In my retirement workshops, I always ask my participants to share with me their most pressing questions about retirement. One of the more common questions I get is “Do I need to be debt free in order to retire?”
There was a time when this question did not get asked because it was simply assumed that you had to pay off all your loans before you retired. That’s not the case anymore. A recent survey from RBC finds that:
- 4 in 10 Canadians have retired with some form of debt.
- 1 in 4 have entered retirement still carrying a mortgage on their primary residence
- 17 per cent of retirees had consumer or credit card debt.
- 7 per cent had other kinds or debt or were co-signers on loans
- 5 per cent had mortgages on investment properties or cottages.
Debt has become big business.
Debt has become so normal that it has risen seven times faster than the increase in household incomes. According to a report on the Current State of Canadian Family Finances, the average household has over $80,000 in debt, up 22% since 2000.
There was a time when the financial industry encouraged loan repayment as a financial strategy for retirement planning. Today, the banks are offering lines of credit, credit cards and other loans. Do you think profitability has anything to do with this advice? Which do you think is more important profitability or prudence?

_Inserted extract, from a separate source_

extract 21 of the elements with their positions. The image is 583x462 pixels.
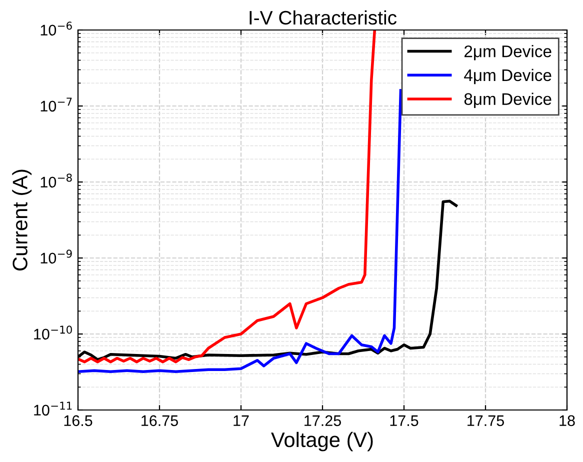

This same survey found that more than one-quarter of retirees have acquired new credit products since they retired. It should not shock you that the head of retirement strategies at RBC says that this is not necessarily a bad thing, “Having access to credit in retirement can be beneficial to managing income and cash flow and provide additional flexibility.” With this kind of perspective, we are likely to see the percentage of people carrying their debt into retirement continue to rise.
Debt reduction needs to be a priority
I remember growing up and my dad saying to me “We can’t buy that because we don’t have the cash.” My have times changed. We no longer need cash to buy anything anymore. Now we buy things as long as we can afford the payments. We’ve exchanged delayed gratification for delayed consequence and the consequence might be delayed retirement.
For many, monthly savings have been replaced by monthly debt payments, which may be the reason savings rates are so low. We’ve now exchanged the pursuit of actual wealth with the pursuit of perceived wealth from overspending.
Loan reduction must be the first priority of a retirement plan. It’s time to get rid of debt. In the financial industry, investing gets all the attention, recognition and hoopla. Hundreds of books and websites purport to have investing figured out and each sells a surefire system from which the investor will reap great financial reward. Does paying off loans seem boring to you in comparison to investing?
Debt repayment is a sure thing. In fact it can be one of the best investments you make. Where else can you find that every dollar “invested” gives you a tax-exempt, guaranteed rate of return equal to the interest rate on the loan? If you have a credit card at 18% with a balance, an extra dollar paid on that card will give you a guaranteed rate of return of 18%. Match that consistently with investments in the market!
According to a study by the Certified General Accountants Association of Canada (CGAAC), four in 10 adult Canadians feel their debt level hurts their ability to weather unexpected circumstances, and 28% of Canadians with debt see this as a significant barrier to realizing their retirement goals. Debt not only affects our sense of financial security today, it also weakens our likelihood of financial readiness for the future. It will pay to tackle debt by whatever means necessary, now.
So let’s get back to the question: “Do I need to be debt free in order to retire?” My standard answer has not changed: Less debt is better than more but the best debt of all is no debt!
What do you think? Should you be debt free before you retire?